Ho letto che, a conclusione di un convegno della Caritas sul tema "La carità è cultura", mentre si respingevano fermamente le logiche dell'esclusione, si giungeva all'amara constatazione che "oggi la carità è derisa come buonismo". Tutto per la soddisfazione di chi sa invece con scaltrezza guardarsi da gesti altruistici, che potrebbero non essere proprio prudenti e avveduti e contenere qualche effetto collaterale rischioso. Non si sa mai! Magari quel poveretto nasconde un tesoro sotto il materasso e sta a sgocciolare di sudore sotto il sole per puro masochismo.... Non si sa mai! Io, per principio, dice il furbo, non mi faccio fregare... Io, pensa e afferma, non sono un "buonista" (che significherebbe un ingenuo sprovveduto che si fa prendere in giro).
Ora, è chiaro, anche nell'agire con bontà e senso di solidarietà occorre un certo discernimento, ma questo non ti deve chiudere il cuore...
Almeno io la penso così. Eppure il timore di essere tacciati di buonismo è davvero generalizzato. L'altra sera, in una trasmissione televisiva, un noto esponente politico ha ripetuto più volte, temendo di essere frainteso, di non essere un "buonista". Ci mancherebbe altro!

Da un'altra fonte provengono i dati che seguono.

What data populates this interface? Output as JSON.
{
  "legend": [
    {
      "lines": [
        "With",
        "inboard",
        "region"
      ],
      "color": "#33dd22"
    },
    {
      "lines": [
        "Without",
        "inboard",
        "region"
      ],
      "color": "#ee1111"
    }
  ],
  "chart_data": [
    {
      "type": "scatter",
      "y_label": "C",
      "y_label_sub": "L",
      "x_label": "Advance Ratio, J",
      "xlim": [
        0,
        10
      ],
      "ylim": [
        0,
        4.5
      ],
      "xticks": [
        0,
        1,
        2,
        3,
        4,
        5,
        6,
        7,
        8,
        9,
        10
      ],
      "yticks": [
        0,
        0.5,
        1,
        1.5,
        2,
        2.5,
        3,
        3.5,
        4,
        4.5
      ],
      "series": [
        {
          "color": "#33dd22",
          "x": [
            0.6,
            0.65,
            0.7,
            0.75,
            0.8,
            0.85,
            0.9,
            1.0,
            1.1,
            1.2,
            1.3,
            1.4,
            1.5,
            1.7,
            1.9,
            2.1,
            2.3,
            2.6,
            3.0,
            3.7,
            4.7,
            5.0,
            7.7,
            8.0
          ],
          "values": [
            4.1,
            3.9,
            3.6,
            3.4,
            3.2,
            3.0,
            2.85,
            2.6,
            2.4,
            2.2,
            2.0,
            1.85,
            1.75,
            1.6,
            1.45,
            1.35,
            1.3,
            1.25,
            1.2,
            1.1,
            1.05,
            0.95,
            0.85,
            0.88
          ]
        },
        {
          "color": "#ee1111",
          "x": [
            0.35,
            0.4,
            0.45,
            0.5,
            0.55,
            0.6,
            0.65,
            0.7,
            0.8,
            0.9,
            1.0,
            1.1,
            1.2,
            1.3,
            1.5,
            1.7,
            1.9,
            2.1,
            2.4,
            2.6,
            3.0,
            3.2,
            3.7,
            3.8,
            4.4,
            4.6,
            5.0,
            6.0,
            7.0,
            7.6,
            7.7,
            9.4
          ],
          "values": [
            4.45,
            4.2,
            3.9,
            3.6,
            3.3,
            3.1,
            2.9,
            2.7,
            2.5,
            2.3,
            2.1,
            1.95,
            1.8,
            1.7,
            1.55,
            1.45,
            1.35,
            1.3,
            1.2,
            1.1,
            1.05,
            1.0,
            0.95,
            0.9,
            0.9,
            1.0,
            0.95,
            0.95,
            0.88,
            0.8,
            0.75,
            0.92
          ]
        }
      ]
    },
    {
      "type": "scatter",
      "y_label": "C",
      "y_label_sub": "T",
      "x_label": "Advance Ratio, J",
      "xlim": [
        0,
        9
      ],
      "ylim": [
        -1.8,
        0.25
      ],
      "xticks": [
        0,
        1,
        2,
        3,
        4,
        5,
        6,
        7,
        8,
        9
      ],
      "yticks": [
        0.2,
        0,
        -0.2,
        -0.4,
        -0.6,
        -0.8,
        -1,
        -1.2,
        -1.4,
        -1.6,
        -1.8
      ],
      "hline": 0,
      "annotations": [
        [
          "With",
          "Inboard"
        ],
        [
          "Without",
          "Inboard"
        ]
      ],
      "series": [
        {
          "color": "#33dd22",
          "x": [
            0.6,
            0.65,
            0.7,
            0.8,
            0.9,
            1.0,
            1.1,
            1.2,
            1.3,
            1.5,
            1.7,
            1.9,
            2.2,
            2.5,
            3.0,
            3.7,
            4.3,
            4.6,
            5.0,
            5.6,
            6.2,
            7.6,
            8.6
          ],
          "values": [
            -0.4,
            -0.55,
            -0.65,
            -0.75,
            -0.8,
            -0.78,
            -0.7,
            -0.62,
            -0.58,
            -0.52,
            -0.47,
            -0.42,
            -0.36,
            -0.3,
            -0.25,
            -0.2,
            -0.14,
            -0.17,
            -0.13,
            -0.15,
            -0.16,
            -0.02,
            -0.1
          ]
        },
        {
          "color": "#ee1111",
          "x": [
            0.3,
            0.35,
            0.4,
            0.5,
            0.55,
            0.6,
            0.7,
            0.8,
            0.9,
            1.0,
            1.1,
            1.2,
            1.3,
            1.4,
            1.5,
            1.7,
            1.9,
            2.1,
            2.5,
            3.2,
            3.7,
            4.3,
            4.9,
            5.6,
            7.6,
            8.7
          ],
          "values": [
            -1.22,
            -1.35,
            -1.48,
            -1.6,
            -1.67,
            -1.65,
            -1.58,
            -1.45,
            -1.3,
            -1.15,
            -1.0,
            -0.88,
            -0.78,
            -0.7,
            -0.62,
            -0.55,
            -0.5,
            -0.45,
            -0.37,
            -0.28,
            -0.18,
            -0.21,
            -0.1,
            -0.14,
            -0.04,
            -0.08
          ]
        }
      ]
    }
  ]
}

Un tempo esistevano le categorie del Bene e del Male, la Bontà e la Cattiveria; ora non più, perché la Bontà è sospetta e derisa e, per la pubblica opinione, si è trasformata in Buonismo. E come si potrebbe giudicare oggi il monito di Cristo ad amare il nemico? Meglio sospendere la risposta per non essere blasfemi.